How high can broadband go?

Fierce competition among broadband providers may bring benefits in bandwidth if not price

After a lull in hostilities over the past few months, competition among UK broadband providers is warming up again as they try to tempt users by offering more bandwidth.

BT recently announced that its slowest retail ADSL service will soon be boosted to 2Mbit/s. Cable operator NTL replied by trumping that with a 10Mbit/s service, and Telewest joined the game of one-upmanship by mooting that 50Mbit/s will be the norm for its residential broadband services by 2007.

Then there will be the arrival of 24Mbit/s ADSL2+ services from BT as part of its 21st Century Network (21CN), and possibly services from other European operators attracted by a UK market that is less advanced than its continental rivals. Increased competition should also come from much faster unbundling of BT’s local loop, which may well render the wholesale broadband market almost as cut-throat as its retail counterpart for the first time.

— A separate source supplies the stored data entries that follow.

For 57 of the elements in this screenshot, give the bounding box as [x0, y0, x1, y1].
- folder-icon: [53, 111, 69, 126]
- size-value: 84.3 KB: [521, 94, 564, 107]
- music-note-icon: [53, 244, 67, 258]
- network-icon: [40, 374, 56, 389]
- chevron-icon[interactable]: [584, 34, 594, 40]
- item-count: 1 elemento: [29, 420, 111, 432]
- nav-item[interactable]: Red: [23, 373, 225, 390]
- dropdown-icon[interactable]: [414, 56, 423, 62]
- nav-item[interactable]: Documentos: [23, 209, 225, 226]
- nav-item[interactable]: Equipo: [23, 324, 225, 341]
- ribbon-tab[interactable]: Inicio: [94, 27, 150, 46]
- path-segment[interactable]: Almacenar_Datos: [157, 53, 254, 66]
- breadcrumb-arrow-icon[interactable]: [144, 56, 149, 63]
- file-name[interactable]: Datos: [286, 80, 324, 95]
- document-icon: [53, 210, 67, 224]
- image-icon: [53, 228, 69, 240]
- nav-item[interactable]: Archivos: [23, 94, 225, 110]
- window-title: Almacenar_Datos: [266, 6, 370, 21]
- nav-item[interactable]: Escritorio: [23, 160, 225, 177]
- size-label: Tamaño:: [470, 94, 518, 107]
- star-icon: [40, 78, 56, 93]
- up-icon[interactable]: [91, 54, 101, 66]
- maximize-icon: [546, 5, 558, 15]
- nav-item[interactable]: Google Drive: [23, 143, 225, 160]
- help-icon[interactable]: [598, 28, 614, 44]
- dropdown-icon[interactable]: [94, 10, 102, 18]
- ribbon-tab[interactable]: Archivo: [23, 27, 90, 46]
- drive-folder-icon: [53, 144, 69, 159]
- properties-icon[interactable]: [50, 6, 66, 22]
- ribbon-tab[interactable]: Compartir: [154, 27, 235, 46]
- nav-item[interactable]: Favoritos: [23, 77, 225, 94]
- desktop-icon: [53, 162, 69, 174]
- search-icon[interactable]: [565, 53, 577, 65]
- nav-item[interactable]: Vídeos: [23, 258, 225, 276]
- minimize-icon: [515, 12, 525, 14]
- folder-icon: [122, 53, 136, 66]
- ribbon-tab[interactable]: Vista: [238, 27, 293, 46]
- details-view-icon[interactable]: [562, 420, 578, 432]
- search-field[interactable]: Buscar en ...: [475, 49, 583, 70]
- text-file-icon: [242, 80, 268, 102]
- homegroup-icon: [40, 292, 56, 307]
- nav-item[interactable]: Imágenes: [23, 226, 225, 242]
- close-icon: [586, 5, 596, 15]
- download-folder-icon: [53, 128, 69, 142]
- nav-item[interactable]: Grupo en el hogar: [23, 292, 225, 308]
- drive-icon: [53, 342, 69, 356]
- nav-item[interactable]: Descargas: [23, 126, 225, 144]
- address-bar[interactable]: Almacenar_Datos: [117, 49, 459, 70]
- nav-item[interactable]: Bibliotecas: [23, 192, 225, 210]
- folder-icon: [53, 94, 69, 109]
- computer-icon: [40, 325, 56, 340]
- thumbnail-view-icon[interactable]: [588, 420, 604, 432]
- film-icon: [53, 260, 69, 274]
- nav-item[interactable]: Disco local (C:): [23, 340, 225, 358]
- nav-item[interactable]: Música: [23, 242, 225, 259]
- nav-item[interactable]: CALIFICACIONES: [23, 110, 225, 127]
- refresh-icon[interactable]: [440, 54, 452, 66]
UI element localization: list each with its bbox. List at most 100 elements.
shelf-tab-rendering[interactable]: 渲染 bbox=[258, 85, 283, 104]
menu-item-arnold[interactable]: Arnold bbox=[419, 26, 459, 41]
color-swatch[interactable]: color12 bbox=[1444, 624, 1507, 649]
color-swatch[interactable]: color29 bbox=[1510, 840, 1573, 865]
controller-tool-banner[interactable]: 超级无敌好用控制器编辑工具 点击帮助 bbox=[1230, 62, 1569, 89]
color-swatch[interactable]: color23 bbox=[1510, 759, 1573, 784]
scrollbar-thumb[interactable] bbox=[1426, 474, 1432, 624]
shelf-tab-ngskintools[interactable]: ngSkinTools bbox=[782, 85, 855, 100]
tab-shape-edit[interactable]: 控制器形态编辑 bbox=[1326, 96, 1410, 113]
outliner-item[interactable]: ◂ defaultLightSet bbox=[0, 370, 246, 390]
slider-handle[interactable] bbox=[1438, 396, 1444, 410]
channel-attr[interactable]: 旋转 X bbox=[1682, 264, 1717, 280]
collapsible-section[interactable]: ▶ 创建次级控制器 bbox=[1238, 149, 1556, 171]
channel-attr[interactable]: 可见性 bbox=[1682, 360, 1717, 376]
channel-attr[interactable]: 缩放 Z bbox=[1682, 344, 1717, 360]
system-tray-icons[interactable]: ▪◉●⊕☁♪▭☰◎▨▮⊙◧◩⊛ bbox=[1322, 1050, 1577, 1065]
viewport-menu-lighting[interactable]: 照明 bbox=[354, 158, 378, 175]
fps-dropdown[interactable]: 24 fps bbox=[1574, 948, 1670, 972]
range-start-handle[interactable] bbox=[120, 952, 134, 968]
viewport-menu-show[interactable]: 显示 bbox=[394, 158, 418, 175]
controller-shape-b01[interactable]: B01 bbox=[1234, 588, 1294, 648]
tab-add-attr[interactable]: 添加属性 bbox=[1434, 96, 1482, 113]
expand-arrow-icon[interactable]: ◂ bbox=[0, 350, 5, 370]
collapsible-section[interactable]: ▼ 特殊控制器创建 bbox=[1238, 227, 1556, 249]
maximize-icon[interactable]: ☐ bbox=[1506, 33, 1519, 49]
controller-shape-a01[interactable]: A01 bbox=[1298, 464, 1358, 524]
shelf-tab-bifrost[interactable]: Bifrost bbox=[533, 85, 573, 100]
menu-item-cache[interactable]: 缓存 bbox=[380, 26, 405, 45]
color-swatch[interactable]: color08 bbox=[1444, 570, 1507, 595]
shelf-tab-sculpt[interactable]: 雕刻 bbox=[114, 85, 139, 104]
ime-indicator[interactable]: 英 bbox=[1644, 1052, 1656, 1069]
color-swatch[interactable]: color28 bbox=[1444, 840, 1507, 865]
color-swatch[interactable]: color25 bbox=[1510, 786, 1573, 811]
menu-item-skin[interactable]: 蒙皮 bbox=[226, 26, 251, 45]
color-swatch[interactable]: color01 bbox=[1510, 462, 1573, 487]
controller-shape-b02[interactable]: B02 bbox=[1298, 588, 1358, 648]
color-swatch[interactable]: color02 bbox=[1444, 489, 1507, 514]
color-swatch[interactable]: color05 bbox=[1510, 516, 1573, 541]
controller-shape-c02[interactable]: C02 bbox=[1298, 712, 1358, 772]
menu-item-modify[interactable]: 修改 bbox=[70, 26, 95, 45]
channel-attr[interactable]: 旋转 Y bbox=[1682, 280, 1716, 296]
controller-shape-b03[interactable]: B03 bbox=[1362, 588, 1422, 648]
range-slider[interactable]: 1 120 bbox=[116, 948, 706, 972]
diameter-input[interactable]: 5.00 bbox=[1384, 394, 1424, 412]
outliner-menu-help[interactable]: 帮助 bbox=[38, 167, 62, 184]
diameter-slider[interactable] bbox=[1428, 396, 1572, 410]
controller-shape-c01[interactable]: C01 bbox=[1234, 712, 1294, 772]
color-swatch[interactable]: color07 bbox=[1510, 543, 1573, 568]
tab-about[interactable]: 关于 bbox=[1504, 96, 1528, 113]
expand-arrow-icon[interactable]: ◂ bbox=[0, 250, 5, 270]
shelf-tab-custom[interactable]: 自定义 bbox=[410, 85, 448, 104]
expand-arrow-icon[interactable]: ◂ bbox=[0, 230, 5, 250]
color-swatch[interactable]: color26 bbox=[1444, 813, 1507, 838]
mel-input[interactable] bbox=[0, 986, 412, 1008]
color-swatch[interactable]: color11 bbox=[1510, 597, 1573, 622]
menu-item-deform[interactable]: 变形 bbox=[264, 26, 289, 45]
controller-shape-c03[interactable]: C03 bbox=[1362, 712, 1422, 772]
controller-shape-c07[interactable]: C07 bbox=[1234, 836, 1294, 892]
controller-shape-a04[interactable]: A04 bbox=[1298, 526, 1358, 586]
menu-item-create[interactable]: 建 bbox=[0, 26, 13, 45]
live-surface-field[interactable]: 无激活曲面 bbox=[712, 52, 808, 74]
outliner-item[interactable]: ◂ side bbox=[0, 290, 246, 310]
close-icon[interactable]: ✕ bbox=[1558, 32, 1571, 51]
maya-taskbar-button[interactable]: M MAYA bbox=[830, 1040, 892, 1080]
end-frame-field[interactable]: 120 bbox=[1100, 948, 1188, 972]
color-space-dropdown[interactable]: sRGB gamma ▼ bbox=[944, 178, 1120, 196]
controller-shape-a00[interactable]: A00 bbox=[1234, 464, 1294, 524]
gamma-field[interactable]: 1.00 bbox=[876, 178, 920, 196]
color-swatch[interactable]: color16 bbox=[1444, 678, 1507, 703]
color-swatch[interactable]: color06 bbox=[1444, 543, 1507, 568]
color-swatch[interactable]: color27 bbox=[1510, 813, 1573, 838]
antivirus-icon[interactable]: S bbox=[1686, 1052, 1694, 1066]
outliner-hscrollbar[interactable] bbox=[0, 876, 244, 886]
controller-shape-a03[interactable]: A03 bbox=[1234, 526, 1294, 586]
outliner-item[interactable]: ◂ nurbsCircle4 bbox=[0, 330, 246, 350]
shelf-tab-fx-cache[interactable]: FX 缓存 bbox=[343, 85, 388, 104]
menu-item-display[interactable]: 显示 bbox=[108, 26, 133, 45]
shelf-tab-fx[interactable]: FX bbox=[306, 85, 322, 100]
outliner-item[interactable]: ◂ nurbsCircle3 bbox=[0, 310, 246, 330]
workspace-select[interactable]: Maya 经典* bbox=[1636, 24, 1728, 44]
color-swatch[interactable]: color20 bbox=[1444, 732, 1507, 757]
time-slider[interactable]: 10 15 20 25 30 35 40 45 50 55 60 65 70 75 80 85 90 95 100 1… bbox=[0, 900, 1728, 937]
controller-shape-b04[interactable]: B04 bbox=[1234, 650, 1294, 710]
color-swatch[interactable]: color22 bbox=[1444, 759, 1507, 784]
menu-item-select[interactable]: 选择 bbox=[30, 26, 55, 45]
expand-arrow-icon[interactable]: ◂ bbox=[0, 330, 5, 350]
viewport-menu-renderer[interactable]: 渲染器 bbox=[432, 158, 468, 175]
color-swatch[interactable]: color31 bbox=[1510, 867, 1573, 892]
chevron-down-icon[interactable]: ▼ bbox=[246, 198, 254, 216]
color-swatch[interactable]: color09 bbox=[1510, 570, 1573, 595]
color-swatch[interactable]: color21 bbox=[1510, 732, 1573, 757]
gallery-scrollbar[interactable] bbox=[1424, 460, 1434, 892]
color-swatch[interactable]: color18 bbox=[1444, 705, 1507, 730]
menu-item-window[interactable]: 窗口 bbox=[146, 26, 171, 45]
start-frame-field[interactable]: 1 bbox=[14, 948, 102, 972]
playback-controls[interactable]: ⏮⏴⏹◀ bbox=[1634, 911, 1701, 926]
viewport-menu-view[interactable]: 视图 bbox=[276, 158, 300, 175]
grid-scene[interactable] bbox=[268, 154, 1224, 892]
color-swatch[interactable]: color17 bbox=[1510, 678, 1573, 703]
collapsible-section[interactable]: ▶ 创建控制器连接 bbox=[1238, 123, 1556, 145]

It has long been known, though not widely publicised by NTL and Telewest, that the cable operators have sufficient capacity in the fibre-optic cables that they run to homes to ramp up customer bandwidth as and when they want – or more pertinently when market conditions prompt them to do so.

Previous services have been capped at 1Mbit/s and 2Mbit/s not because the operators were unable to offer more, but only because this was considered to be the market norm and matched what rival DSL providers were offering at the time.

The same does not appear to be true of ADSL services, which we are told continue to need network upgrades – in the backbone, the exchange or even the local copper telephone lines connecting customers – in order to boost speeds.

If this is true, the capacity race is one that the cable operators will always win, at least in those parts of the UK to which their coverage extends.

Beyond those borders, homes and offices are forced to either wait for the arrival of ADSL2+, or hope that the providers engaged in local-loop unbundling are able to offer them Synchronous DSL services up to 8Mbit/s.

Alternatively they may choose to look to the WiMax wireless broadband services on the horizon, though these have yet to prove themselves either reliable or able to compete against the current low prices of wired broadband.

In the meantime, more consolidation in the telecommunications market is likely, and one provider in particular is going on the acquisition trail to inflate itself into a serious rival to BT.

Whether Cable & Wireless can successfully become a genuine UK telecoms giant is anyone’s guess, but if it keeps up its current rate of acquisition (unlikely in the absence of a bottomless pit of money), we may soon be looking at a market dominated by just two or three major players.